Gold demand in China, the world's largest consumer after India, may slow in the second half of this year after surging in April, according to the China Gold Association.
"The kind of frenzied buying in late April and early May won't be repeated," said Zhang Bingnan, secretary-general of the association. Some of the jewellery demand earmarked for festivals or weddings later this year may have been brought forward to April and May after prices fell, he said.
Gold has declined 15 per cent this year on concern the US Federal Reserve may rein in stimulus that helped bullion cap a 12-year bull run in 2012, and as some investors lost faith in the metal as a store of value. Gold takes centre stage in weddings in China in the form of jewellery and other gifts as a promise of a long and happy future together.
Chinese consumers rushed to buy jewellery, bars and coins as a 14 per cent drop in prices in two days in April was seen as a buying opportunity, Mr Zhang said.
Uncertainty about whether gold will fall further this year may deter some investors in China from buying in the second half, he added.
Gold slid by 31 per cent from a record in September 2011 through April 16, when it set a two-year low of $US1321.95 an ounce. It was trading Friday at $US1414.22.
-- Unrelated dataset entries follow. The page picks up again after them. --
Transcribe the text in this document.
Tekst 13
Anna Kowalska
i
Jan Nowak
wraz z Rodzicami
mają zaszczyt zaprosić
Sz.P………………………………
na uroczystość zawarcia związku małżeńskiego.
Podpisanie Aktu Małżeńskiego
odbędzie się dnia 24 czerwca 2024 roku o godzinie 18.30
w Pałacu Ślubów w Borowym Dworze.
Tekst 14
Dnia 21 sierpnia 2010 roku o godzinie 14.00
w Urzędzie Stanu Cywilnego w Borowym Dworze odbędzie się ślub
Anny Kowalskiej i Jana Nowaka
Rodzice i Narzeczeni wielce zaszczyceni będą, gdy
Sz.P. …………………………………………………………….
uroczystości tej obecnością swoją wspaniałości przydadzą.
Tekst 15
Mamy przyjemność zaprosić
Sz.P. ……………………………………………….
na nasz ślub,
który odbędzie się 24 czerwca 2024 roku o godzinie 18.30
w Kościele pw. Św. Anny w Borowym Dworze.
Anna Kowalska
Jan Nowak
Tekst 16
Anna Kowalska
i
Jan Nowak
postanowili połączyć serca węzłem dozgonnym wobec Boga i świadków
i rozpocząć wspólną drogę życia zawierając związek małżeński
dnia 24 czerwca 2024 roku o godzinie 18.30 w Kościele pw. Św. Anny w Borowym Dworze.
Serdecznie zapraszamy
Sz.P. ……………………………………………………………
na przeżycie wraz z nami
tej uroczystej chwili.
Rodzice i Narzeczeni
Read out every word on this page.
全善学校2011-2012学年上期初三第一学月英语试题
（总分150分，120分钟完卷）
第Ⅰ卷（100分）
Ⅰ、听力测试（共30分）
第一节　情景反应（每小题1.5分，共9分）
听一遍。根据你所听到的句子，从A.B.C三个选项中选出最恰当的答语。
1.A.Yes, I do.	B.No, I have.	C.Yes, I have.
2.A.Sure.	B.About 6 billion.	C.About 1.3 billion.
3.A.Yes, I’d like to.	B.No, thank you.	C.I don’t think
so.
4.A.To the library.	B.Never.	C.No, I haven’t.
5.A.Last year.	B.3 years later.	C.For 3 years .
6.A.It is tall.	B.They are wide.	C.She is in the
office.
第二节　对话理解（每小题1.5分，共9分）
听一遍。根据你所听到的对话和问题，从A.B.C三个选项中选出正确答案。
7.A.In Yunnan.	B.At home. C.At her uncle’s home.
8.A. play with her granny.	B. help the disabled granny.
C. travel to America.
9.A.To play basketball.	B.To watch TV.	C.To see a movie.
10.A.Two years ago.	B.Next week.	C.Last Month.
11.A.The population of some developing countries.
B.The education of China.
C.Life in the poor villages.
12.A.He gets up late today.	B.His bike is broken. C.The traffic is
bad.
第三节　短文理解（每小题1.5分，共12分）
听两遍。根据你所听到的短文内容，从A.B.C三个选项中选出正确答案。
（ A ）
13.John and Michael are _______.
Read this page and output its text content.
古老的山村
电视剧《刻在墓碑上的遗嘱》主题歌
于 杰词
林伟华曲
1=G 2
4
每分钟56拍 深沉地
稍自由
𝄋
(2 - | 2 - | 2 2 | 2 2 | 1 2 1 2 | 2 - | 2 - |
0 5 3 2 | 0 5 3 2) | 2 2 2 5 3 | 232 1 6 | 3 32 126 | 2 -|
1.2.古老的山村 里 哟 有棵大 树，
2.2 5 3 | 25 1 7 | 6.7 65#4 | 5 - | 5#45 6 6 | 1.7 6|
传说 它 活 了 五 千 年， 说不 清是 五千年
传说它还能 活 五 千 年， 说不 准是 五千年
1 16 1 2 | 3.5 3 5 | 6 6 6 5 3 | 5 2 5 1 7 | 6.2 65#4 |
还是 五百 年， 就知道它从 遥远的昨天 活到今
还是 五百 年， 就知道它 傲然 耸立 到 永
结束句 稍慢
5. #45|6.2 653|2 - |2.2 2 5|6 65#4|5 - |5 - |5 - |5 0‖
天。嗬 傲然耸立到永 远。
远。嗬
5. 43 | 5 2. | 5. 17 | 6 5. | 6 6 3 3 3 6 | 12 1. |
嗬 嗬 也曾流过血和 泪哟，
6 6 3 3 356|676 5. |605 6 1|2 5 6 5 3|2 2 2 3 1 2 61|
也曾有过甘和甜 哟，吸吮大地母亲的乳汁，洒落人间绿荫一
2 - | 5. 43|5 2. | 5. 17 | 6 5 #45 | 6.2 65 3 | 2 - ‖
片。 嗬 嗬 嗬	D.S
Demand reached a record 294.3 tonnes in the three months to March, the gold council estimates. China's purchases in 2013 should be better than last year, when the country consumed 776.1 tonnes, little change from the previous year, according to the gold council.
About 6.6 million brides in China will receive gold at their weddings this year, and more than 80 per cent of jewellery made in China is 24 carat.
Investors cut 479.2 tonnes of the metal from exchange-traded products this year, while holdings in gold-backed ETPs have shrunk 18 per cent. This was the first reversal after expanding every year since the first product was listed in 2003.